Statistical significance of a test indicates whether the results of the test are "real" or whether they are simply due to chance occurrence. The statistical significance gives us a measure of the reliability of the test results.
In any experiment that involves drawing a sample from a population, there is always the possibility that the observed effect (result of the test) may have occurred simply due to a chance occurrence or a sampling error. To avoid this uncertainty and to ensure that the results of an experiment reflect the actual choices of the overall population, a term known as Statistical Significance is used.
The result of a test is considered to be statistically significant if the probability that the result could have occurred by chance is lower than a pre-defined threshold.
If we denote this probability as p and the pre-defined threshold as ɑ (alpha), then:
Statistically significant result = Probability (p) < Threshold (ɑ)
Statistical Significance in A/B tests
An A/B test is an example of statistical hypothesis testing, a process whereby a hypothesis is made about the relationship between two data sets and those data sets are then compared against each other to determine if there is a statistically significant relationship or not.
To put this in more practical terms, a prediction is made that content variant B will perform better than content variant A, and then data from both the content variants are observed and compared to determine if B is a statistically significant improvement over A.
For example, we have no way of knowing with 100% accuracy how the next 100,000 people who visit our channel will behave. This is the information that we do not have today, and if we were to wait o until those 100,000 people visited our site, it would be too late to optimize their experience. What we can do is observe the next 1,000 people who visit our site and then use statistical analysis to predict how the following 99,000 will behave.
The complexities arrive in all the ways a given “sample” can inaccurately represent the overall “population”, and all the things we have to do to ensure that our sample can accurately represent the population.
Statistical Significance in A/B tests in Acoustic Personalization
In the context of Acoustic Personalization, you must specify the statistical significance for an A/B test as a percentage that indicates your confidence that the results of the A/B test are valid and free from errors caused by randomness. For example, if you set a statistical significance level of 95%, it means that you can be 95% confident that the observed results are real and not caused due to chance occurrences.
Statistical Significance is based on the number of impressions and conversions for Control group and the Variants.
Statistical significance value is calculated based on the click rate of visitors on the channel. To calculate the statistical significance, the control group and at least one of content variants must have non-zero click rate.
The Statistical Significance value for an A/B test in Acoustic Personalization should be within the range 50% to 100%. By default, the value is set to 90%.
It is not advisable to set the value below 90%, because the lower the threshold for statistical significance, the less likely it is that the improvement in the conversions (or whatever the Goal is) is due to given variant being shown. Similarly, it is not advisable to set the statistical significance value to 100%; as this value is practically unlikely to be met during the test.

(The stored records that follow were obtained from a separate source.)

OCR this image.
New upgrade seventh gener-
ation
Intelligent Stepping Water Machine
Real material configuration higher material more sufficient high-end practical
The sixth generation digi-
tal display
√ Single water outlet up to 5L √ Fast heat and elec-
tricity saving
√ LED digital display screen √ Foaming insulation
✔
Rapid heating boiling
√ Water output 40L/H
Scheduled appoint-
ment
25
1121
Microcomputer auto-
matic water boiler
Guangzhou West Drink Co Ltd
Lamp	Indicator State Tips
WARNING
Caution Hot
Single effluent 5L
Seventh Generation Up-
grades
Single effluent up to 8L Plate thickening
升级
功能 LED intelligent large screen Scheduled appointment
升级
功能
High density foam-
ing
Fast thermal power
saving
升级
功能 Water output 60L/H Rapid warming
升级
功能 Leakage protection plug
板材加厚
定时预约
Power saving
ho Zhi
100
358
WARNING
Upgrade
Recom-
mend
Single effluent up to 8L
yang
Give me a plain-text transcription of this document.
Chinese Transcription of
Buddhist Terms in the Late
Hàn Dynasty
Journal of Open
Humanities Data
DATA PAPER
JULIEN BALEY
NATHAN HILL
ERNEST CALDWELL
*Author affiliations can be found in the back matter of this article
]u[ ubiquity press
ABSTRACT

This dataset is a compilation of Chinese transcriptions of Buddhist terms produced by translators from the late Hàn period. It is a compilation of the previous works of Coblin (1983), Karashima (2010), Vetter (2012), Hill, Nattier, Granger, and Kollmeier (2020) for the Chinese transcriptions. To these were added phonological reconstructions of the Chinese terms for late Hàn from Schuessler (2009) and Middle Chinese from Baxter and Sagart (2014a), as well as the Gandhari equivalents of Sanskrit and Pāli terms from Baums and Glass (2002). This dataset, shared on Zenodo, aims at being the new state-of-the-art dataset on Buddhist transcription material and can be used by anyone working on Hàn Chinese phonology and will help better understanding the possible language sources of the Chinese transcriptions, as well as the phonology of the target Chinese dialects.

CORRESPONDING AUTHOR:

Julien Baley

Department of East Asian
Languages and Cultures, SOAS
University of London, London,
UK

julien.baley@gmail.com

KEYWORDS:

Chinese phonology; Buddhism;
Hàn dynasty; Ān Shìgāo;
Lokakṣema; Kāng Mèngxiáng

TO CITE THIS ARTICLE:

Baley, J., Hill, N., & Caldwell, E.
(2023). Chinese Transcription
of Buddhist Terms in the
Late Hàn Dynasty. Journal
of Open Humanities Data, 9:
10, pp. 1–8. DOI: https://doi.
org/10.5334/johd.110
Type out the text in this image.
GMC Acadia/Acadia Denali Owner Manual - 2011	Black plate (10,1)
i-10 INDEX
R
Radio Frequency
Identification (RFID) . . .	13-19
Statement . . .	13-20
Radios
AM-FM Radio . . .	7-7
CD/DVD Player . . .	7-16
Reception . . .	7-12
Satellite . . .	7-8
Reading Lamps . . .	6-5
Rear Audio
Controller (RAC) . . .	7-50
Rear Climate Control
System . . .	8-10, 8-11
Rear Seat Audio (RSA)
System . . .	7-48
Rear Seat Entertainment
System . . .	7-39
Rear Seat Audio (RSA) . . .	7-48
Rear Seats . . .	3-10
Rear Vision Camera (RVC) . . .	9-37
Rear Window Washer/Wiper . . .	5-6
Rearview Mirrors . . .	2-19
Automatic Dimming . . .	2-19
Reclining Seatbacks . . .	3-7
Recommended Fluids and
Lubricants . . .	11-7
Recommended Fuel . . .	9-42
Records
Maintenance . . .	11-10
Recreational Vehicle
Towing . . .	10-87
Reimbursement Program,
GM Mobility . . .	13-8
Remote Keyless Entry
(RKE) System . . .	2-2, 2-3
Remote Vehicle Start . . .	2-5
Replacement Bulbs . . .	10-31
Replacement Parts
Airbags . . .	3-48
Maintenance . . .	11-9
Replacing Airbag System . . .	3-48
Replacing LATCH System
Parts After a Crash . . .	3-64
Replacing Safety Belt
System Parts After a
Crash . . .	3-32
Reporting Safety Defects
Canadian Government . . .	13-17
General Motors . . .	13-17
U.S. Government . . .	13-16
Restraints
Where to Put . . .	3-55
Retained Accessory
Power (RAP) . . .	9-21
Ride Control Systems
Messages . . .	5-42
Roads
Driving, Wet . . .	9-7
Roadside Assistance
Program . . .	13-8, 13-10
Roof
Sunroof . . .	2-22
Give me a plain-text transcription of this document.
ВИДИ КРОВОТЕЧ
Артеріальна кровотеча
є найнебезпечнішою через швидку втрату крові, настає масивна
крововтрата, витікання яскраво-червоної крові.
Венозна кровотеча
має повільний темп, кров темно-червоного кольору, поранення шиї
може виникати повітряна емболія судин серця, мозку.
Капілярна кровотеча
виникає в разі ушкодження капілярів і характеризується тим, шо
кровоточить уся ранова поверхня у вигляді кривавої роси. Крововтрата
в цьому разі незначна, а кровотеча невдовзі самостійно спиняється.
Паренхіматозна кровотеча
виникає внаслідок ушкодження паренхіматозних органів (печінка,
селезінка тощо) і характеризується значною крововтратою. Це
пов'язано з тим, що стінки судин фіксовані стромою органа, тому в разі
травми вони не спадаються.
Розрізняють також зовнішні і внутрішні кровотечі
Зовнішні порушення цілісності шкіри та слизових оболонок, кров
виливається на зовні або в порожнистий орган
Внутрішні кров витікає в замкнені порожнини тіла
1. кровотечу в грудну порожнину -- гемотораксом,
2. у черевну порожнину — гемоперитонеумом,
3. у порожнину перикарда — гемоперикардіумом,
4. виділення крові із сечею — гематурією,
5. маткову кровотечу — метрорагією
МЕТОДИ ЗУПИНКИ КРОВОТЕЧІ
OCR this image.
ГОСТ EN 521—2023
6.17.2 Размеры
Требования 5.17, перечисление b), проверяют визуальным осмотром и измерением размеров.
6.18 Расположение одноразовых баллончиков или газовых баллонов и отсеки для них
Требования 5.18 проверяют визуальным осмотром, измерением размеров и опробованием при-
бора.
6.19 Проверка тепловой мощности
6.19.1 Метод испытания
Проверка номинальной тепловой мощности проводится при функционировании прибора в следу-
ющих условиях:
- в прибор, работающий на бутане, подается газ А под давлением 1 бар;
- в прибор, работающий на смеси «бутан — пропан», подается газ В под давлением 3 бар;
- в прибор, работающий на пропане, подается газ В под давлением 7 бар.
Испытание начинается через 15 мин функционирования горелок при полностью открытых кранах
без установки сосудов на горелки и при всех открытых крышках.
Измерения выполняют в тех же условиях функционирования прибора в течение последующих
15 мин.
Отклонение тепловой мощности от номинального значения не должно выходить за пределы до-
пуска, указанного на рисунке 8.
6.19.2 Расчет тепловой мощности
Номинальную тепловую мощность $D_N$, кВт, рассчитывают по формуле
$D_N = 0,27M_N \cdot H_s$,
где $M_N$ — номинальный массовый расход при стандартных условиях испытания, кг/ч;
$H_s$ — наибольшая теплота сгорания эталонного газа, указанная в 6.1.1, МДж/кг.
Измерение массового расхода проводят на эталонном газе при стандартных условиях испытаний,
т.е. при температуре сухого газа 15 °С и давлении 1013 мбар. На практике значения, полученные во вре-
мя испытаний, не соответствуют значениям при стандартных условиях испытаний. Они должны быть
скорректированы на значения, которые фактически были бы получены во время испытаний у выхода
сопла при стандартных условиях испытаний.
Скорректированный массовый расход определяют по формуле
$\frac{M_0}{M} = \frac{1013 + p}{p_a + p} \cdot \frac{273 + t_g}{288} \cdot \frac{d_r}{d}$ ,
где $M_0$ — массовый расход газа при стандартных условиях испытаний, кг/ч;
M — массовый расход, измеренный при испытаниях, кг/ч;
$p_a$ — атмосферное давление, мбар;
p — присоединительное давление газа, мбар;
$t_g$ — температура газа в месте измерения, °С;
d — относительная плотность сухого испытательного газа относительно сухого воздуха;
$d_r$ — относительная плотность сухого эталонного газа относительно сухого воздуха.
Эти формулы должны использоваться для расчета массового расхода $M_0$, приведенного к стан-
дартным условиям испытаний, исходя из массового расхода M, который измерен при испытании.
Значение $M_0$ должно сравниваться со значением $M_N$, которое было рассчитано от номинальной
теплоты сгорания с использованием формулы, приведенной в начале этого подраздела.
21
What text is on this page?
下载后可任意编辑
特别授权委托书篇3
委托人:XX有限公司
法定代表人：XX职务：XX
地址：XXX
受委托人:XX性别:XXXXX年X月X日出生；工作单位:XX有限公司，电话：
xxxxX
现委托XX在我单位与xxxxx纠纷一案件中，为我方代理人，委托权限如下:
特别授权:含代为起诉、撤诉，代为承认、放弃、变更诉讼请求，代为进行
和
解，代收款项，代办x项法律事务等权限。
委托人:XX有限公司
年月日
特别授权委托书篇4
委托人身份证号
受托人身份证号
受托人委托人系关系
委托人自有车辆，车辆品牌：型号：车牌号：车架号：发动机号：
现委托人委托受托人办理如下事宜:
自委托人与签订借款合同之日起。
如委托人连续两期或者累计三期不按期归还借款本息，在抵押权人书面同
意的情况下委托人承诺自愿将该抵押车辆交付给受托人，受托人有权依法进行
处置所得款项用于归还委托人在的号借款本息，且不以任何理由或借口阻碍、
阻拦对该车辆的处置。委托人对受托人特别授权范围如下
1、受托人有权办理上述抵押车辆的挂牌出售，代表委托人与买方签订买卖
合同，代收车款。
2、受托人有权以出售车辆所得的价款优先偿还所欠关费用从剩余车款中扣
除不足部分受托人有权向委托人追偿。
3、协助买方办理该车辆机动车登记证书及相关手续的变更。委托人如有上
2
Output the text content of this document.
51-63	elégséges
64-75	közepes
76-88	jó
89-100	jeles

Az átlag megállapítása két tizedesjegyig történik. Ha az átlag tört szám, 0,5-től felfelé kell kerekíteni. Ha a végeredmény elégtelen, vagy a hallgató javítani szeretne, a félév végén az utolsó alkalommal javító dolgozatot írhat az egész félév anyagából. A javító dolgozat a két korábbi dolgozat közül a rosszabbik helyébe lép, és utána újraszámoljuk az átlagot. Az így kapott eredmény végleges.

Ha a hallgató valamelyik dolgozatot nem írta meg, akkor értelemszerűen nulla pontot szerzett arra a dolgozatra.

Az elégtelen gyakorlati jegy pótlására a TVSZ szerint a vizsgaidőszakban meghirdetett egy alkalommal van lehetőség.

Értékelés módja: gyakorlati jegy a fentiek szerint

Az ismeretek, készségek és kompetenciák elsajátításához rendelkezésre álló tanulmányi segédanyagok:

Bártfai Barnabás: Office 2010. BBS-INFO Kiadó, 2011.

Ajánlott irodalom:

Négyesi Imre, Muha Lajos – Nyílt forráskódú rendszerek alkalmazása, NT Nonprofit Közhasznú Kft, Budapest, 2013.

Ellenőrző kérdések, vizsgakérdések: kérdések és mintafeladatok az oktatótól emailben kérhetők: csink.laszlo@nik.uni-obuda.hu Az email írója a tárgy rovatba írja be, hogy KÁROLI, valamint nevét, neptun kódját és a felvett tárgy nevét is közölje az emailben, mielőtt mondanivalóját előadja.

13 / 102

For example, consider an A/B test in which:
- Control group has 15% conversion rate
- Variant 1 has 30% conversion rate
- Variant 2 has 35% conversion rate
If our goal was to increase the conversion rate, then Variant 2 is the best performing variant. Measured against Control group, the different is of 20% and it would be sufficient to meet the statistical significance if we had set it to 85%. However, the same difference may not have been sufficient if we had set the statistical significance to 99%.
Statistical significance of an in-progress A/B test
For an in-progress A/B test, you may see a message on the Performance details page, if the following conditions are fulfilled:
- The test is in progress.
- The statistical significance reached by the test is less than 90.
- The test has run for less than a week.
The statistical significance result shown for an A/B test which is still in progress may not reflect the real-world scenario and hence is not very reliable. For a more reliable result of statistical significance, it is recommended to wait for about a week from the A/B test start date.
Choosing the winning content
The winning content is decided only when the A/B test reaches its end date.